From mboxrd@z Thu Jan  1 00:00:00 1970
Return-Path: <xfs-bounce@oss.sgi.com>
Received: with ECARTIS (v1.0.0; list xfs); Sun, 25 Nov 2007 19:24:21 -0800 (PST)
Received: from larry.melbourne.sgi.com (larry.melbourne.sgi.com [134.14.52.130])
	by oss.sgi.com (8.12.11.20060308/8.12.10/SuSE Linux 0.7) with SMTP id lAQ3OEw6021859
	for <xfs@oss.sgi.com>; Sun, 25 Nov 2007 19:24:16 -0800
Message-ID: <474A3A92.2040200@sgi.com>
Date: Mon, 26 Nov 2007 14:16:34 +1100
From: Lachlan McIlroy <lachlan@sgi.com>
Reply-To: lachlan@sgi.com
MIME-Version: 1.0
Subject: Re: [PATCH, RFC] Delayed logging of file sizes
References: <47467B87.2000000@sgi.com> <20071125225928.GE114266761@sgi.com> <474A112D.2040006@sgi.com> <20071126011044.GG114266761@sgi.com> <474A2180.7000605@sgi.com> <20071126021515.GH114266761@sgi.com>
In-Reply-To: <20071126021515.GH114266761@sgi.com>
Content-Type: text/plain; charset=ISO-8859-1; format=flowed
Content-Transfer-Encoding: 7bit
Sender: xfs-bounce@oss.sgi.com
Errors-to: xfs-bounce@oss.sgi.com
List-Id: xfs
To: David Chinner <dgc@sgi.com>
Cc: xfs-dev <xfs-dev@sgi.com>, xfs-oss <xfs@oss.sgi.com>

David Chinner wrote:
> On Mon, Nov 26, 2007 at 12:29:36PM +1100, Lachlan McIlroy wrote:
>> David Chinner wrote:
>>> On Mon, Nov 26, 2007 at 11:19:57AM +1100, Lachlan McIlroy wrote:
>>>> David Chinner wrote:
>>>>> On Fri, Nov 23, 2007 at 06:04:39PM +1100, Lachlan McIlroy wrote:
>>>>>> The easy solution is to log everything so that log replay doesn't need
>>>>>> to check if the on-disk version is newer - it can just replay the log.
>>>>>> But logging everything would cause too much log traffic so this patch
>>>>>> is a compromise and it logs a transaction before we flush an inode to
>>>>>> disk only if it has changes that have not yet been logged.
>>>>> The problem with this is that the inode will be marked dirty during the
>>>>> transaction, so we'll never be able to clean an inode if we issue a
>>>>> transaction during inode writeback.
>>>> Ah, yeah, good point.  I wrote this patch back before that "dirty inode
>>>> on transaction" patch went in.
>>> Wouldn't have made aany difference - the inode woul dbe marked dirty
>>> at transaction completion...
>>>
>>>> For this transaction though the changes
>>>> to the inode have already been made (ie when we set i_update_core and
>>>> called mark_inode_dirty_sync()) so there is no need to dirty it in this
>>>> transaction.  I'll keep digging.  Thanks.
>>> I wouldn't worry too much about this problem right now - I'm working
>>> on moving the dirty state into the inode radix trees so i_update_core
>>> might even go away completely soon....
>>>
>> Which problem?  Just the bit about dirtying the inode or will your changes
>> allow us to log all inode changes?
> 
> Trying to change XFS to logging all updates.
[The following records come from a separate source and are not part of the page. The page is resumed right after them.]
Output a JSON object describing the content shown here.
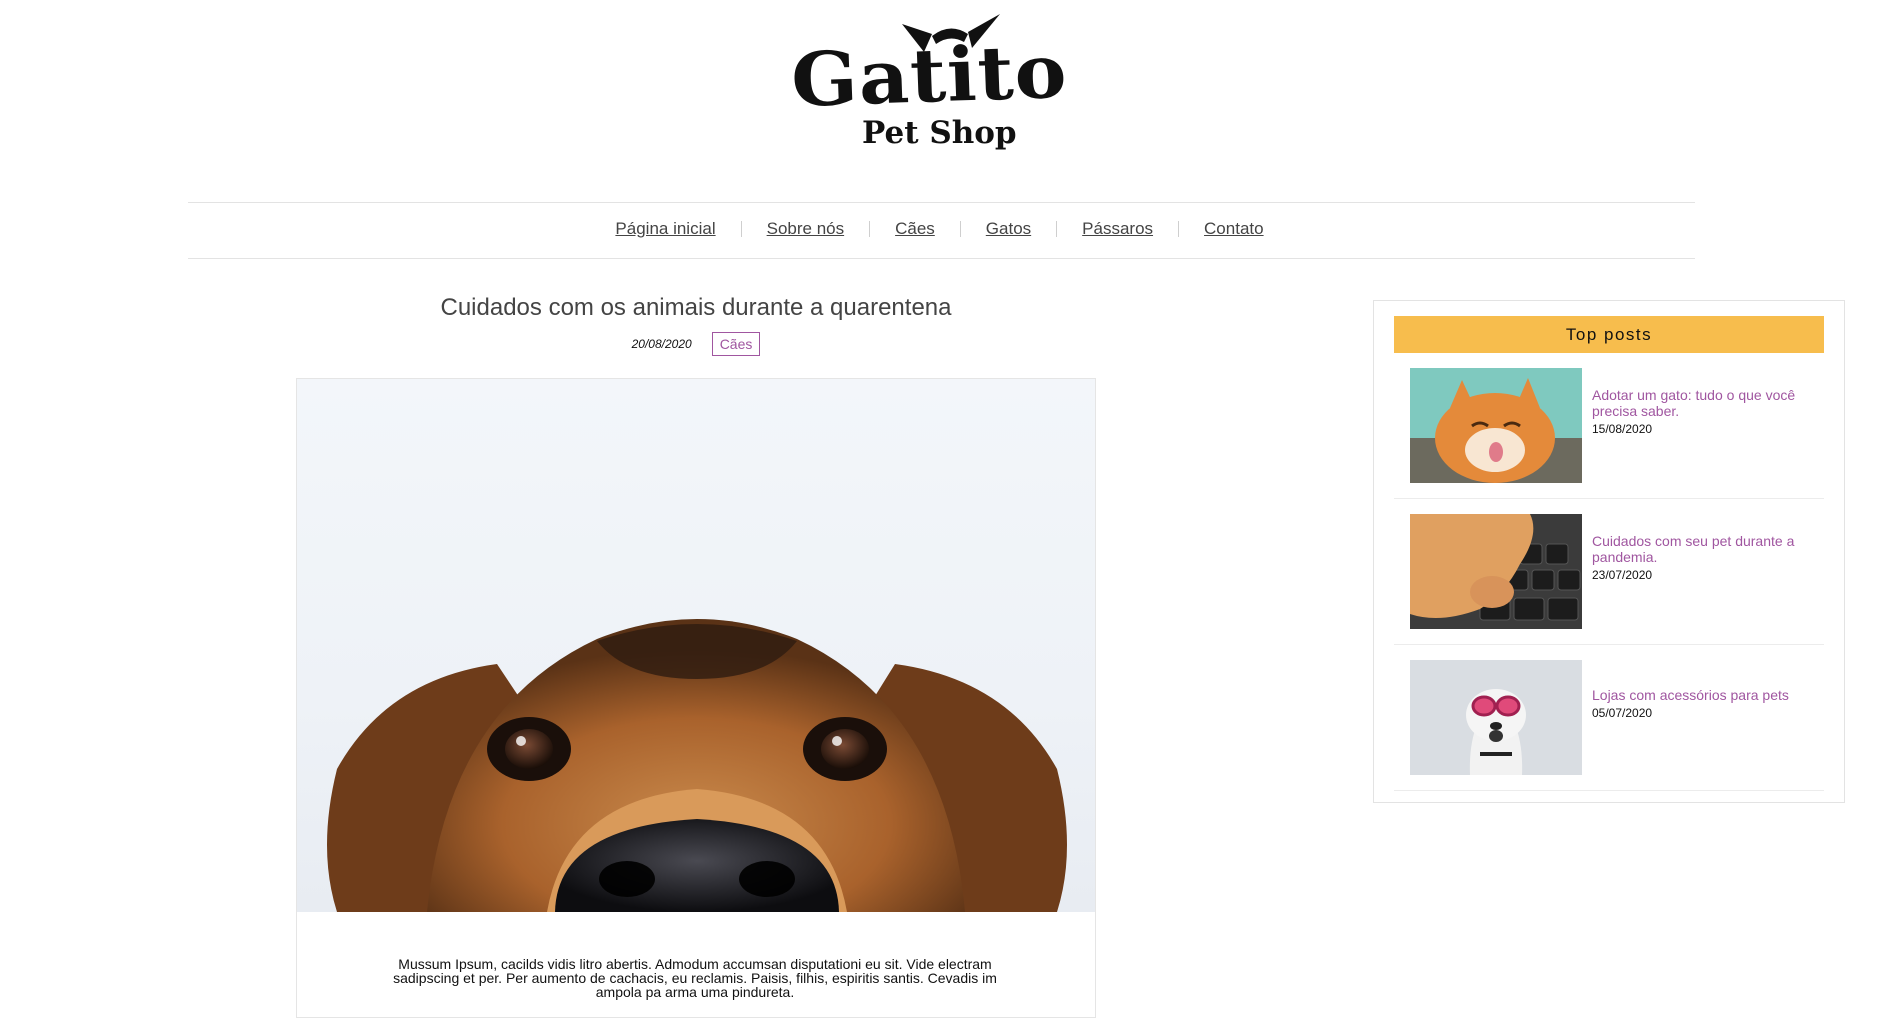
{
  "brand": {
    "name": "Gatito",
    "tagline": "Pet Shop"
  },
  "nav": {
    "items": [
      {
        "label": "Página inicial"
      },
      {
        "label": "Sobre nós"
      },
      {
        "label": "Cães"
      },
      {
        "label": "Gatos"
      },
      {
        "label": "Pássaros"
      },
      {
        "label": "Contato"
      }
    ]
  },
  "post": {
    "title": "Cuidados com os animais durante a quarentena",
    "date": "20/08/2020",
    "category": "Cães",
    "image_icon": "dog-photo",
    "body": "Mussum Ipsum, cacilds vidis litro abertis. Admodum accumsan disputationi eu sit. Vide electram sadipscing et per. Per aumento de cachacis, eu reclamis. Paisis, filhis, espiritis santis. Cevadis im ampola pa arma uma pindureta."
  },
  "sidebar": {
    "title": "Top posts",
    "items": [
      {
        "title": "Adotar um gato: tudo o que você precisa saber.",
        "date": "15/08/2020",
        "thumb_icon": "cat-photo"
      },
      {
        "title": "Cuidados com seu pet durante a pandemia.",
        "date": "23/07/2020",
        "thumb_icon": "cat-paw-keyboard-photo"
      },
      {
        "title": "Lojas com acessórios para pets",
        "date": "05/07/2020",
        "thumb_icon": "dog-goggles-photo"
      }
    ]
  },
  "colors": {
    "accent": "#a056a0",
    "sidebar_header": "#f7bd4d"
  }
}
That would be great.  But what about the increase in log traffic that has
deterred us from doing this in the past?

> 
>> What's the motivation for moving the dirty state?
> 
> Better inode writeback clustering. i.e. it's easy to find all the dirty
> inodes and then we can write them in larger contiguous chunks. The first
> "hack" at this I did tracked only inodes in the AIL. Sequential create
> of small files improved by about 20% with better clustering during
> tail pushing operations. I'm trying to make it track all dirty inodes
> at this point (via ->dirty_inode). This may mean that i_update_core
> is not needed to track whether an inode needs writeback or not.

Okay, I'm interested to see what you come up with.

> 
> Not to mention all that horrible IPOINTER crap can get removed from 
> xfs_sync_inodes() because finding dirty inodes is now a lockless radix
> tree traverse based on a dirty tag lookup.

Oh good, that macro hackery is ugly.

> 
> That also means the global mount inodes list can be replaced by a lockless radix
> tree traverse, so we can lose another 2 pointers in the xfs_inode_t and lock
> operations out of the inode get and reclaim paths.
>